Directed by Wen-Han Shih
A young woman hitch-hikes her way to California but along the way intends to make herself a bit of cash from the strangers she encounters. It isn’t long before she finds herself in a sticky situation at a hotel she’s taken to. But that isn’t her only worry, as a deathrow inmate has escaped execution and embarked on a murder spree, with his sights set firmly on the hotel as his next place to wreak havoc.

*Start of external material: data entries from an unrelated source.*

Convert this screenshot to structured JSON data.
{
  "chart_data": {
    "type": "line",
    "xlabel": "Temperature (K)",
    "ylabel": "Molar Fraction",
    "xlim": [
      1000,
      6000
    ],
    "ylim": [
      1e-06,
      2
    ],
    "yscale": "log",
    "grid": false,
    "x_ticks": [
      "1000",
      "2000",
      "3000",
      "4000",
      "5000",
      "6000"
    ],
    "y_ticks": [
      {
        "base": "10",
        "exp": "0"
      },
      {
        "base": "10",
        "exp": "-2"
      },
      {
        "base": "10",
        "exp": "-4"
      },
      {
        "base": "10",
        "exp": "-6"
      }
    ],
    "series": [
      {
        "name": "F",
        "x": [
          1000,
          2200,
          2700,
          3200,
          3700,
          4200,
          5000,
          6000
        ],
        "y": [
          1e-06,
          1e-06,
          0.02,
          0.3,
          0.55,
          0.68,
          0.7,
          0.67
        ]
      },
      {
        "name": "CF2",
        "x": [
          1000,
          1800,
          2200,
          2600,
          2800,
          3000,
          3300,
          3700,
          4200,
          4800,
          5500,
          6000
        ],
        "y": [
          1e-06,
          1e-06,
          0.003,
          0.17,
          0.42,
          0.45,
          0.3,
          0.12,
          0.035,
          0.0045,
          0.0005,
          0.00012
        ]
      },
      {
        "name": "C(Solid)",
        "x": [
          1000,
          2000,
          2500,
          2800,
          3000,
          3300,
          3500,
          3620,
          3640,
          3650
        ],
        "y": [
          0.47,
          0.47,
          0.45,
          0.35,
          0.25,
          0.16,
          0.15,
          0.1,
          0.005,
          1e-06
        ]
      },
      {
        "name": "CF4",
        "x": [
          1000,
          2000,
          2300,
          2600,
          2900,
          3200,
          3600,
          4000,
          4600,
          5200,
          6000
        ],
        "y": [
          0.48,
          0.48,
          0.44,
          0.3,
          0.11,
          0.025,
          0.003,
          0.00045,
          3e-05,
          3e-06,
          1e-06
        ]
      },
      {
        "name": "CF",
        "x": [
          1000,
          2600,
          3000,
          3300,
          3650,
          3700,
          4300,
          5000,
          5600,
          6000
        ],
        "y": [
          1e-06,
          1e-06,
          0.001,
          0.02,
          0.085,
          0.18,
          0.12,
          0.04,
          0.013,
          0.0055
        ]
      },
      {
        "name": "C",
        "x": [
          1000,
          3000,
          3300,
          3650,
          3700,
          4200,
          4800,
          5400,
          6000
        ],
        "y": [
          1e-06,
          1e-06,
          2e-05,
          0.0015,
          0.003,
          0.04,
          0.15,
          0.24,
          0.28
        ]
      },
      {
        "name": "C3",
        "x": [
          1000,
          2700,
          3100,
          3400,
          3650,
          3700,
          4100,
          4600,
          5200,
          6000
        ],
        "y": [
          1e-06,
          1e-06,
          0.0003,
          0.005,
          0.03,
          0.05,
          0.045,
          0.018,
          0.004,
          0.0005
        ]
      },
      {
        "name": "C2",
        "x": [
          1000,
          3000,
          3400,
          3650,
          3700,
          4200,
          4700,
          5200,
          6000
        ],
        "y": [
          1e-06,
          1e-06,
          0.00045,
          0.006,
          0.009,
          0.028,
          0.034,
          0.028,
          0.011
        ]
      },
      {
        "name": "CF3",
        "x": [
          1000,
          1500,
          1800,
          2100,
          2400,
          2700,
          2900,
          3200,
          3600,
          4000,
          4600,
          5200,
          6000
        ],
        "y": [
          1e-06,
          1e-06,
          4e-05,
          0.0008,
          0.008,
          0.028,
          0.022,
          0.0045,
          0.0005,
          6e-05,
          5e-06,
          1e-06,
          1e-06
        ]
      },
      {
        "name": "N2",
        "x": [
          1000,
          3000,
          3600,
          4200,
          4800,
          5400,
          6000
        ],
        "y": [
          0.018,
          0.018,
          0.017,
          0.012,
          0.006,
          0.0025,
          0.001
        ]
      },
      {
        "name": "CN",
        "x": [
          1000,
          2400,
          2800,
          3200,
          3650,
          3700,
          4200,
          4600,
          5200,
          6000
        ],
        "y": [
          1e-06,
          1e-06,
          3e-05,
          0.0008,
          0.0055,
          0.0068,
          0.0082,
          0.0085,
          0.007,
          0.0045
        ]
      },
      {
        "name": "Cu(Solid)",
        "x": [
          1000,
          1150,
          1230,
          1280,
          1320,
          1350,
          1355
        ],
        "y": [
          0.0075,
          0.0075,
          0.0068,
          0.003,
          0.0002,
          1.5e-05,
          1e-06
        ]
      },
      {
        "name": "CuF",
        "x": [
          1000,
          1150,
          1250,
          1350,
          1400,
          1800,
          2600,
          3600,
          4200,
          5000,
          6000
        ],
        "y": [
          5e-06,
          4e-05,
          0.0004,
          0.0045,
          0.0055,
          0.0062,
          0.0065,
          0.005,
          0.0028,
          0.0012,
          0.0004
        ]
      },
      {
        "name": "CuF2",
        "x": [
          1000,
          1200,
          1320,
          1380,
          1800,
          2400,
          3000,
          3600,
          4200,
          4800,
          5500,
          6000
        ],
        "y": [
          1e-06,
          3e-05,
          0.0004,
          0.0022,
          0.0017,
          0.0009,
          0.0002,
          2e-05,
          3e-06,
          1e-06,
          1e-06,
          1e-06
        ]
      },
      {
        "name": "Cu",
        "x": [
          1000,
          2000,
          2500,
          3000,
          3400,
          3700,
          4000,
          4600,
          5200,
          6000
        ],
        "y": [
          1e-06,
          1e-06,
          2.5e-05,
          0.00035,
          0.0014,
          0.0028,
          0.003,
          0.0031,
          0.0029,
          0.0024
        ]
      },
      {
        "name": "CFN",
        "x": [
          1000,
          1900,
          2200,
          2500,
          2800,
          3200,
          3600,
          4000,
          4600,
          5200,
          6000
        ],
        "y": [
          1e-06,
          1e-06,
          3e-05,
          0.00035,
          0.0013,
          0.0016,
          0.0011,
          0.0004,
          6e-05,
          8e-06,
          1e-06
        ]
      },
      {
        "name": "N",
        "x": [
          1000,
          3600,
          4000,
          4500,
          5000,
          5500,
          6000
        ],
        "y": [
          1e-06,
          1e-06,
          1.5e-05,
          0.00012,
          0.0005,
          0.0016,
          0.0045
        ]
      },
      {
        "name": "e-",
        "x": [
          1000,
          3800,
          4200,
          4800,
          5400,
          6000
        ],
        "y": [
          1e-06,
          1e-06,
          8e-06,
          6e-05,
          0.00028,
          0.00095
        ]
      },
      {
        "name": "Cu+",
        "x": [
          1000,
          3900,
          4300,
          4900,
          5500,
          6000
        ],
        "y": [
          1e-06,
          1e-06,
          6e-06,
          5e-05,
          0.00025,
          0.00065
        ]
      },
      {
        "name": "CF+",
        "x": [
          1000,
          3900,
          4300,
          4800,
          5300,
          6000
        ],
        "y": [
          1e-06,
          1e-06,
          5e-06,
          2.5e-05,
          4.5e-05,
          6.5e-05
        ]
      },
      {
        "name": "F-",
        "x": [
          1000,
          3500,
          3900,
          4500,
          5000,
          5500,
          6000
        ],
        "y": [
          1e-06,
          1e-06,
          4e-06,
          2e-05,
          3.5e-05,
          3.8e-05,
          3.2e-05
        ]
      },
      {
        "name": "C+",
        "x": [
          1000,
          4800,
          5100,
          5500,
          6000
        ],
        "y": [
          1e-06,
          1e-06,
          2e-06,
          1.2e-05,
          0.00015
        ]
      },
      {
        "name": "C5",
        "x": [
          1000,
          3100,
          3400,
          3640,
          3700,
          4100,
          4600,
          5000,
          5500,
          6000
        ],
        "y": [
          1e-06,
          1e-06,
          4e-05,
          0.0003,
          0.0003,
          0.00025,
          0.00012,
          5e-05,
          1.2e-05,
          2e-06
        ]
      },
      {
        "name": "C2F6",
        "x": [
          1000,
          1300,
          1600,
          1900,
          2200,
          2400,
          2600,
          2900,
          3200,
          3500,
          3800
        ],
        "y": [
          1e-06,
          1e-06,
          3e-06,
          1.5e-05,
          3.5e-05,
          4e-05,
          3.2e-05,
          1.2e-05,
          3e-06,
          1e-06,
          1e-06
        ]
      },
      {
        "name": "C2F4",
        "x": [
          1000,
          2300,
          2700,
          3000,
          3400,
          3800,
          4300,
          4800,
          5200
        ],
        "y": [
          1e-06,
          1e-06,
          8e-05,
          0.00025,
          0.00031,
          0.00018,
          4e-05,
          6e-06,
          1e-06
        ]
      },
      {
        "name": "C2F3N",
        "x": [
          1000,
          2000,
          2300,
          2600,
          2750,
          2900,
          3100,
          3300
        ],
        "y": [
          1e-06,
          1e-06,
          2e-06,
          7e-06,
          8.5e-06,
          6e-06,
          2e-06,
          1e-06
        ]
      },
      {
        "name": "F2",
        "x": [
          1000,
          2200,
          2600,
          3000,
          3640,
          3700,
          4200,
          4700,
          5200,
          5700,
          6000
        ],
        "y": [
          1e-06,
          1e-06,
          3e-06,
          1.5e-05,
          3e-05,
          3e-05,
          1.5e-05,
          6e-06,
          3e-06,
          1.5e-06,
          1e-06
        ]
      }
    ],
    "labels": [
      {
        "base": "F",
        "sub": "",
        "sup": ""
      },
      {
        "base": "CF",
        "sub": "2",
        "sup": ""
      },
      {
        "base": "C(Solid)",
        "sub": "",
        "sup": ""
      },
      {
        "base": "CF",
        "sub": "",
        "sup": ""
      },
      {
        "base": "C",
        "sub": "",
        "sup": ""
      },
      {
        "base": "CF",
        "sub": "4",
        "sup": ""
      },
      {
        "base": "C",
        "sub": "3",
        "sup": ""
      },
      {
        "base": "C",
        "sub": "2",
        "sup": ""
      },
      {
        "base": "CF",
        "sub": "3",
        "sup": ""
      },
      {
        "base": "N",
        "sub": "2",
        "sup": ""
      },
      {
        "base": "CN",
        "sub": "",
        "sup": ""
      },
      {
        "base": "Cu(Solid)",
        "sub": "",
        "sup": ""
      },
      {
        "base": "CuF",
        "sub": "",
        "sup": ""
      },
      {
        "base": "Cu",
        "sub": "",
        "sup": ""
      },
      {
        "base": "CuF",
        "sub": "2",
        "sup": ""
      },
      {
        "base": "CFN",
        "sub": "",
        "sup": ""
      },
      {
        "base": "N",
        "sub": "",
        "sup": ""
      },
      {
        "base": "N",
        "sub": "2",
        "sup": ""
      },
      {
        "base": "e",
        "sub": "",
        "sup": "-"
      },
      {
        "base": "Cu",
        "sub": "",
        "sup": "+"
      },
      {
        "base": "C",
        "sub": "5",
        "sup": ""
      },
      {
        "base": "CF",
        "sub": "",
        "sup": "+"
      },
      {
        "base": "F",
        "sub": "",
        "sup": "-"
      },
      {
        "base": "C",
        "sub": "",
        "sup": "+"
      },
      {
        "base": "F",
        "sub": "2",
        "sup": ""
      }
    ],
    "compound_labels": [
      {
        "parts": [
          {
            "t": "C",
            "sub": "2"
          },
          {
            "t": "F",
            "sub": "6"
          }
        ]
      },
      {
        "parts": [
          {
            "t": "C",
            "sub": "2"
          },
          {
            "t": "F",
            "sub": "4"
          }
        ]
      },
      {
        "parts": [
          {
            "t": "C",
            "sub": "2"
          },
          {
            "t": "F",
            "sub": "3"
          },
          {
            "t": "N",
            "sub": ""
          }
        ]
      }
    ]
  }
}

Part road movie, part crime movie and part horror survival with a hint of sci-fi, REAPER is a fun yet flawed B-movie who’s characters and performances are more interesting than the actual plot. The plot itself is meant to focus on that of the Reaper, a cult leader who’s managed to escape the electric chair and now wields special electro powers which he uses to shock his victims. However, the Reaper appears briefly once a third way through the movie and then at the end, with a lame storyline that is too silly to comprehend. The more interesting plot lies with the confident young woman (Shayla Beesley) who goes by many names include Sheryl, Sarah and Natalie. At first we think she is a defenseless young woman being preyed upon by a horny, drunk salesman Bill (a fab Jake Busey) who gives “Sheryl” a lift. But it soon turns out that Sheryl is more than capable of defending herself and is actually the one doing the hunting, as it were. This choice of career puts her on the same road as Brad (James Jurdi), a gangster deal maker, and Jack (the brill Danny Trejo), a drug supplier. Brad’s path is set into motion by his boss Rob (Vinnie Jones) who’s giving Brad his final chance to broker a deal after he screwed up the previous two. But are any of them a match for the Reaper?
The Last Chance hotel is also one of the stars of the film in its own little way. The hotel, much like Psycho’s The Bates Motel, is home to a creepy receptionist named Caine (Justin Henry), who’s religious talk and peak cap eblazoned with the word ‘Repent’ should have been enough for the characters to think twice. With cameras located in each of the hotel rooms, there’s always a feeling of something much more sinister occuring inside the hotel besides the Reaper, but unfortunately there isn’t. The hotel acts as a prison for the film’s survival scenes to take place and in that respect it does a decent enough job.
Despite Danny Trejo and Vinnie Jones’ hooded images adorning the DVD cover, neither Trejo or Jones appear in a cape or hood. That costume is solely reserved for the Reaper in what little is shown of him amidst the electrical CGI SFX. The Reaper is meant to be scary but unfortunately he has as much menace as a fluffy kitten, with only his past crimes, for which he was sentenced the death penalty, the most frightening aspect.
REAPER isn’t bad, but it isn’t good either. Thankfully it’s crime narrative and the performances from Busey, Beesley, Jurdi and Trejo make it an entertaining watch of sorts that will pass an hour.